Bess grins. "You know what? Yeah. Back before, when Dex and I first met, he was a little snarky. It makes sense. They really made you perfect for him."

"Well, he certainly helped," Selena says. "It's a collaborative process."

"Kind of a philosophical question, though, right?" Bess muses. "Because people change."

"I'd say science trumps philosophy there," Selena says. "Personality adjustments can be difficult, but they're doable. Every time I go into the pod, a true AI manages my memory and makes small tweaks. Within parameters, though, tweaks aren't even necessary."

"The 'parameters' being that I was depressed," I say. "You know, just to speed up the knife work here, ladies."

Bess rolls her eyes. "Hey, at least you admit it. I know things are all kinds of brand-new-fucked-up for ya, Dex, but you're better. You're definitely better."

"Thanks," I say dryly. "So, next question?"

"Oh, I've got a million of 'em," Bess says. "Guess what most of them are about?"

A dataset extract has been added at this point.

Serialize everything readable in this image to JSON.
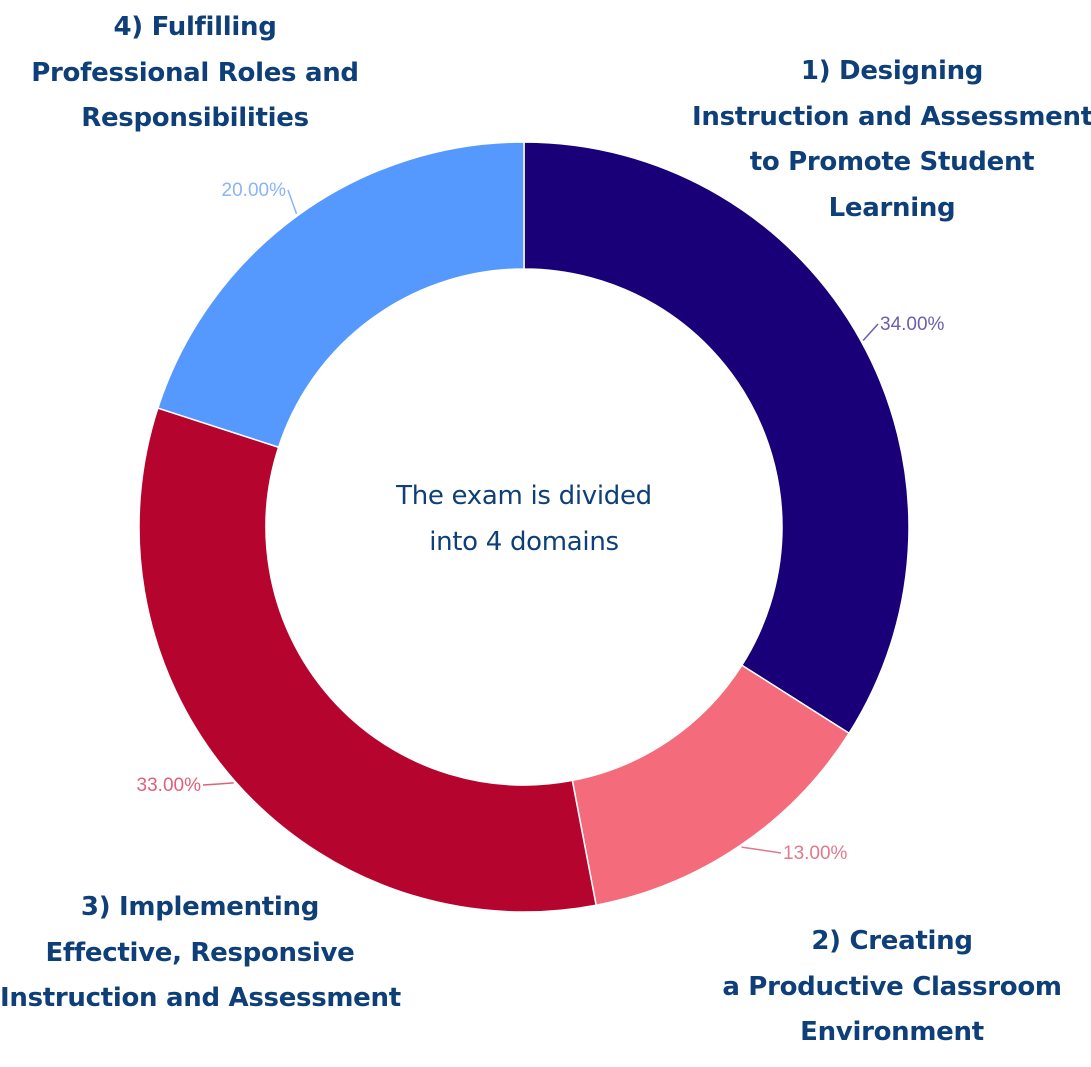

I feel hot. It's not sexual at all, but it is sex-related dread. We all agreed, though: open book.

"Dex gave me permission to take over if he got too nervous," Selena says. "He's a man of his word. That's one of the things I love about him. You should ask away."

Bess leans back on the sofa. I'm too nervous to suss her out. Is she savoring the moment? Biding her time? Paralyzed by choice?

"Sorry, Dex," she says, "but I think I'm gonna just rip off the band-aid."

I shrug, and die inside. I'm beet red, I'm certain.

"What's your go-to?" she asks. "What's your regular sex? Your comfort sex? Lay it out for me. What do you guys do?"